Previous attempts at Thor in the hands of Kenneth Branagh, mixed incredibly heavy moments of Shakespearean gravitas with small jabs of comedy. Characters like Odin, Heimdall and Volstagg, with the exception Loki, were exactly who they were, Gods and shit. Their on screen appeal mostly centered around "ability" rather than personality. Interject a predictable, earth girl meets cosmic foreigner romance trope (Natalie Portman as Jane Foster), and you had a movie trying to justify its god-ruled fantasy with current-world fundamentals.

Thor: Ragnarok on the other hand feels like an embrace of its inner Goldblum-ness: fluorescent colours, 1980s hair metal, and a script deserving of its own laugh track. There's a decided air of "fuck that" to anything "normal" attached to this flick - just a damn, strange-ass comic book story, nothing more. And Jeff Goldblum's air of authenticity, humour and eccentricity is all over this shit. From the blue eyed, blonde, oh-so-perfect comic book Valkyrie, turned bad, black and powerful drunkard capturer of handsome men (Tessa Thompson). Then there's our newly insecure, Thor (Chris Hemsworth) himself, who's surprisingly almost as comedy rich as Ryan Reynolds in Deadpool.

There's no attempt to persuade the audience that any of this is grounded. Viking space gods with super powers are just Viking space gods with super fucking powers. I don't need explanations for why main villain Hela (Thor's sister played by Cate Blanchett), has a deer antler crown that transitions from her hair. It is what it is.

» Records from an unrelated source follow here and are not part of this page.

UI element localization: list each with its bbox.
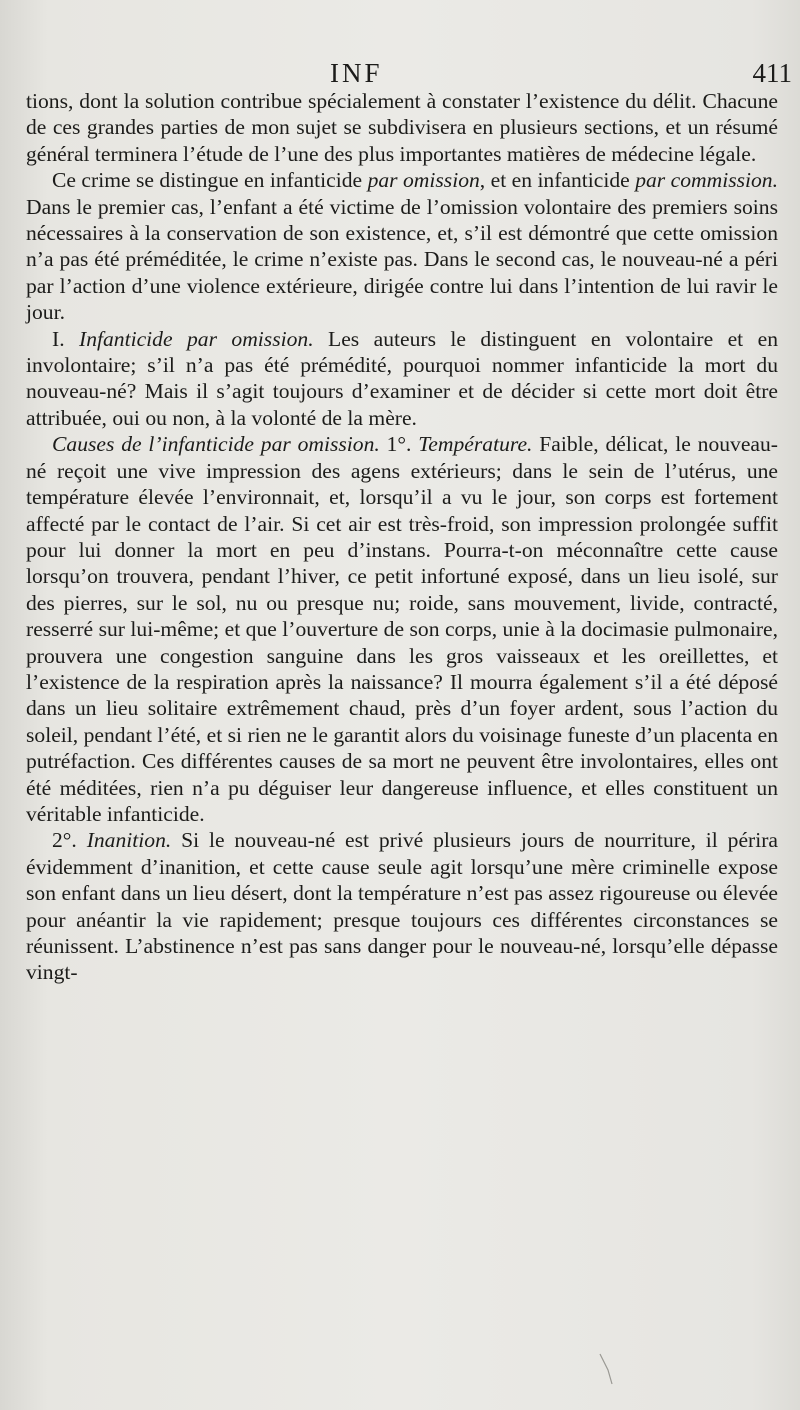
item-heading: Température. <box>418 432 533 457</box>
section-heading: Causes de l’infanticide par omission. <box>52 432 380 457</box>
paragraph-temperature <box>26 431 778 827</box>
item-number: 1°. <box>379 432 419 457</box>
running-head: INF <box>330 58 383 88</box>
italic-term: par omission <box>367 168 480 193</box>
paragraph-inanition <box>26 827 778 985</box>
paragraph-crime-distinction <box>26 167 778 325</box>
paragraph-infanticide-omission <box>26 326 778 432</box>
text-run: Dans le premier cas, l’enfant a été victime de l’omission volontaire des premiers soins nécessaires à la conservation de son existence, et, s’il est démontré que cette omission n’a pas été préméditée, le crime n’existe pas. Dans le second cas, le nouveau-né a péri par l’action d’une violence extérieure, dirigée contre lui dans l’intention de lui ravir le jour. <box>26 194 778 325</box>
section-heading: Infanticide par omission. <box>79 326 314 351</box>
body-text <box>26 88 778 986</box>
item-number: 2°. <box>52 828 87 853</box>
paragraph-text: tions, dont la solution contribue spécialement à constater l’existence du délit. Chacune de ces grandes parties de mon sujet se subdivisera en plusieurs sections, et un résumé général terminera l’étude de l’une des plus importantes matières de médecine légale. <box>26 89 778 166</box>
text-run: , et en infanticide <box>479 168 636 193</box>
item-heading: Inanition. <box>86 828 172 853</box>
text-run: Faible, délicat, le nouveau-né reçoit une vive impression des agens extérieurs; dans le sein de l’utérus, une température élevée l’environnait, et, lorsqu’il a vu le jour, son corps est fortement affecté par le contact de l’air. Si cet air est très-froid, son impression prolongée suffit pour lui donner la mort en peu d’instans. Pourra-t-on méconnaître cette cause lorsqu’on trouvera, pendant l’hiver, ce petit infortuné exposé, dans un lieu isolé, sur des pierres, sur le sol, nu ou presque nu; roide, sans mouvement, livide, contracté, resserré sur lui-même; et que l’ouverture de son corps, unie à la docimasie pulmonaire, prouvera une congestion sanguine dans les gros vaisseaux et les oreillettes, et l’existence de la respiration après la naissance? Il mourra également s’il a été déposé dans un lieu solitaire extrêmement chaud, près d’un foyer ardent, sous l’action du soleil, pendant l’été, et si rien ne le garantit alors du voisinage funeste d’un placenta en putréfaction. Ces différentes causes de sa mort ne peuvent être involontaires, elles ont été méditées, rien n’a pu déguiser leur dangereuse influence, et elles constituent un véritable infanticide. <box>26 432 778 826</box>
italic-term: par commission. <box>635 168 778 193</box>
paper-speck-mark <box>596 1352 618 1386</box>
text-run: Si le nouveau-né est privé plusieurs jours de nourriture, il périra évidemment d’inanition, et cette cause seule agit lorsqu’une mère criminelle expose son enfant dans un lieu désert, dont la température n’est pas assez rigoureuse ou élevée pour anéantir la vie rapidement; presque toujours ces différentes circonstances se réunissent. L’abstinence n’est pas sans danger pour le nouveau-né, lorsqu’elle dépasse vingt- <box>26 828 778 985</box>
section-number: I. <box>52 326 80 351</box>
text-run: Ce crime se distingue en infanticide <box>52 168 368 193</box>
text-run: Les auteurs le distinguent en volontaire et en involontaire; s’il n’a pas été prémédité, pourquoi nommer infanticide la mort du nouveau-né? Mais il s’agit toujours d’examiner et de décider si cette mort doit être attribuée, oui ou non, à la volonté de la mère. <box>26 326 778 430</box>
page-number: 411 <box>752 58 792 88</box>
paragraph-continuation <box>26 88 778 167</box>
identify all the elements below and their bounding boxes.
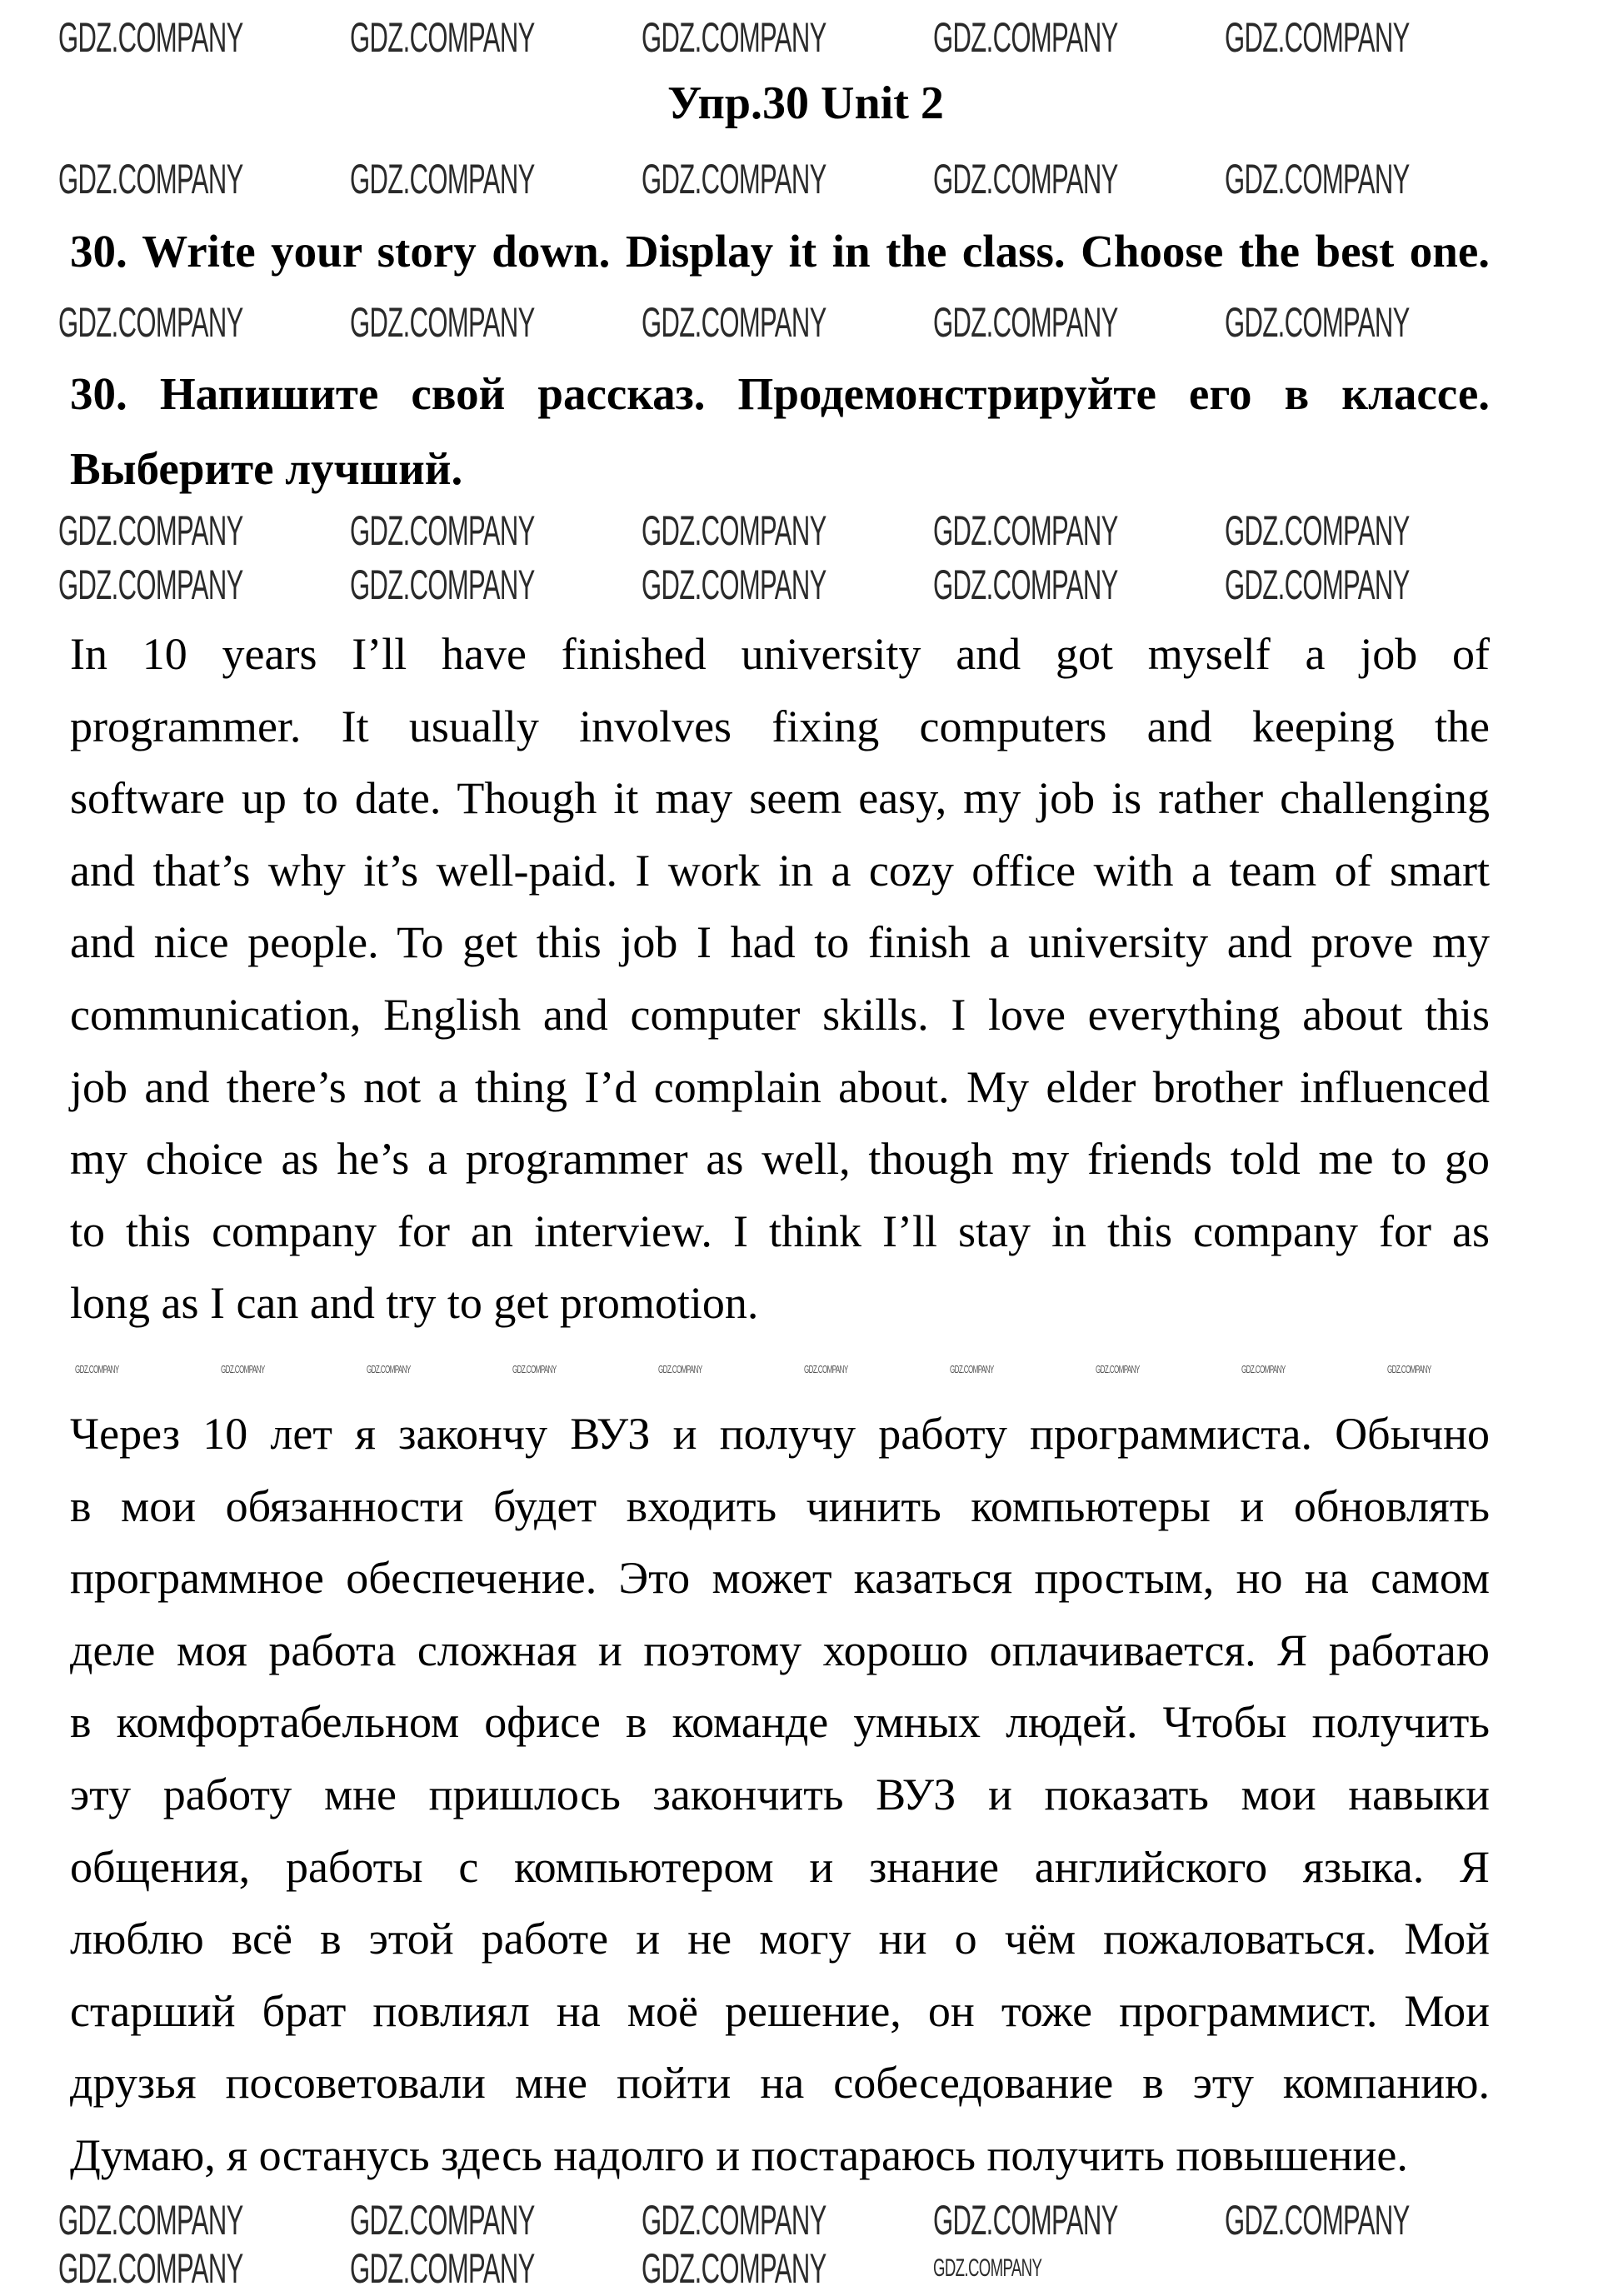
paragraph-line: to this company for an interview. I think I’ll stay in this company for as: [70, 1205, 1490, 1256]
watermark: GDZ.COMPANY: [75, 1363, 119, 1375]
paragraph-line: деле моя работа сложная и поэтому хорошо оплачивается. Я работаю: [70, 1625, 1490, 1675]
watermark: GDZ.COMPANY: [58, 299, 243, 346]
watermark: GDZ.COMPANY: [350, 2197, 535, 2244]
watermark: GDZ.COMPANY: [350, 14, 535, 61]
watermark: GDZ.COMPANY: [1387, 1363, 1431, 1375]
paragraph-line: программное обеспечение. Это может казаться простым, но на самом: [70, 1553, 1490, 1604]
paragraph-line: старший брат повлиял на моё решение, он тоже программист. Мои: [70, 1985, 1490, 2036]
watermark: GDZ.COMPANY: [1225, 2197, 1410, 2244]
paragraph-line: long as I can and try to get promotion.: [70, 1278, 759, 1329]
watermark: GDZ.COMPANY: [58, 156, 243, 202]
paragraph-line: software up to date. Though it may seem easy, my job is rather challenging: [70, 773, 1490, 824]
paragraph-line: общения, работы с компьютером и знание английского языка. Я: [70, 1841, 1490, 1892]
watermark: GDZ.COMPANY: [933, 2254, 1042, 2282]
paragraph-line: communication, English and computer skills. I love everything about this: [70, 990, 1490, 1040]
watermark: GDZ.COMPANY: [1225, 156, 1410, 202]
watermark: GDZ.COMPANY: [933, 562, 1118, 608]
watermark: GDZ.COMPANY: [58, 14, 243, 61]
task-russian-line: 30. Напишите свой рассказ. Продемонстрируйте его в классе.: [70, 368, 1490, 419]
paragraph-line: and nice people. To get this job I had to finish a university and prove my: [70, 917, 1490, 968]
paragraph-line: в мои обязанности будет входить чинить компьютеры и обновлять: [70, 1480, 1490, 1531]
task-russian-line: Выберите лучший.: [70, 443, 463, 494]
watermark: GDZ.COMPANY: [642, 562, 826, 608]
paragraph-line: Через 10 лет я закончу ВУЗ и получу работу программиста. Обычно: [70, 1409, 1490, 1459]
watermark: GDZ.COMPANY: [1096, 1363, 1140, 1375]
watermark: GDZ.COMPANY: [58, 2197, 243, 2244]
paragraph-line: Думаю, я останусь здесь надолго и постараюсь получить повышение.: [70, 2130, 1408, 2180]
watermark: GDZ.COMPANY: [58, 507, 243, 554]
page-title: Упр.30 Unit 2: [667, 77, 944, 129]
watermark: GDZ.COMPANY: [642, 14, 826, 61]
watermark: GDZ.COMPANY: [933, 156, 1118, 202]
watermark: GDZ.COMPANY: [1241, 1363, 1286, 1375]
watermark: GDZ.COMPANY: [933, 299, 1118, 346]
task-english: 30. Write your story down. Display it in the class. Choose the best one.: [70, 226, 1490, 277]
paragraph-line: люблю всё в этой работе и не могу ни о чём пожаловаться. Мой: [70, 1914, 1490, 1964]
watermark: GDZ.COMPANY: [350, 507, 535, 554]
watermark: GDZ.COMPANY: [933, 507, 1118, 554]
watermark: GDZ.COMPANY: [221, 1363, 265, 1375]
paragraph-line: In 10 years I’ll have finished university and got myself a job of: [70, 629, 1490, 679]
watermark: GDZ.COMPANY: [642, 507, 826, 554]
watermark: GDZ.COMPANY: [804, 1363, 848, 1375]
paragraph-line: друзья посоветовали мне пойти на собеседование в эту компанию.: [70, 2058, 1490, 2109]
watermark: GDZ.COMPANY: [350, 299, 535, 346]
watermark: GDZ.COMPANY: [658, 1363, 702, 1375]
paragraph-line: my choice as he’s a programmer as well, though my friends told me to go: [70, 1134, 1490, 1185]
watermark: GDZ.COMPANY: [350, 2245, 535, 2292]
watermark: GDZ.COMPANY: [950, 1363, 994, 1375]
watermark: GDZ.COMPANY: [1225, 14, 1410, 61]
watermark: GDZ.COMPANY: [512, 1363, 557, 1375]
watermark: GDZ.COMPANY: [642, 2197, 826, 2244]
paragraph-line: programmer. It usually involves fixing computers and keeping the: [70, 701, 1490, 751]
watermark: GDZ.COMPANY: [367, 1363, 411, 1375]
paragraph-line: в комфортабельном офисе в команде умных людей. Чтобы получить: [70, 1697, 1490, 1748]
watermark: GDZ.COMPANY: [58, 2245, 243, 2292]
watermark: GDZ.COMPANY: [1225, 299, 1410, 346]
watermark: GDZ.COMPANY: [1225, 507, 1410, 554]
watermark: GDZ.COMPANY: [642, 299, 826, 346]
watermark: GDZ.COMPANY: [350, 562, 535, 608]
paragraph-line: эту работу мне пришлось закончить ВУЗ и показать мои навыки: [70, 1769, 1490, 1819]
paragraph-line: job and there’s not a thing I’d complain about. My elder brother influenced: [70, 1061, 1490, 1112]
watermark: GDZ.COMPANY: [1225, 562, 1410, 608]
watermark: GDZ.COMPANY: [933, 2197, 1118, 2244]
watermark: GDZ.COMPANY: [350, 156, 535, 202]
watermark: GDZ.COMPANY: [642, 156, 826, 202]
watermark: GDZ.COMPANY: [642, 2245, 826, 2292]
watermark: GDZ.COMPANY: [58, 562, 243, 608]
paragraph-line: and that’s why it’s well-paid. I work in a cozy office with a team of smart: [70, 845, 1490, 896]
watermark: GDZ.COMPANY: [933, 14, 1118, 61]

Now I'm not saying I got qualms with the The Dark Knights of the world that wanna be all depressing and brooding. I'm not asking to feel a Jeff Goldblum-ness all over my antisocial hero shit. Characters need to be dealt with on appropriate levels, so I don't want to see DC or Marvel films trying to be something they aren't. The Thor series tried to be something on that level in its early lifespan. It established a character from brooding beginnings, and is now embracing itself with a new self-awareness that seems far more in line with its colourful, trippy cosmic, comic book roots (like Deadpool before it). To put it simply, Thor: Ragnarok is perfect marvel movie for Jeff Goldblum, and thankfully, Jeff Goldblum is the perfect oddball for Thor: Ragnarok.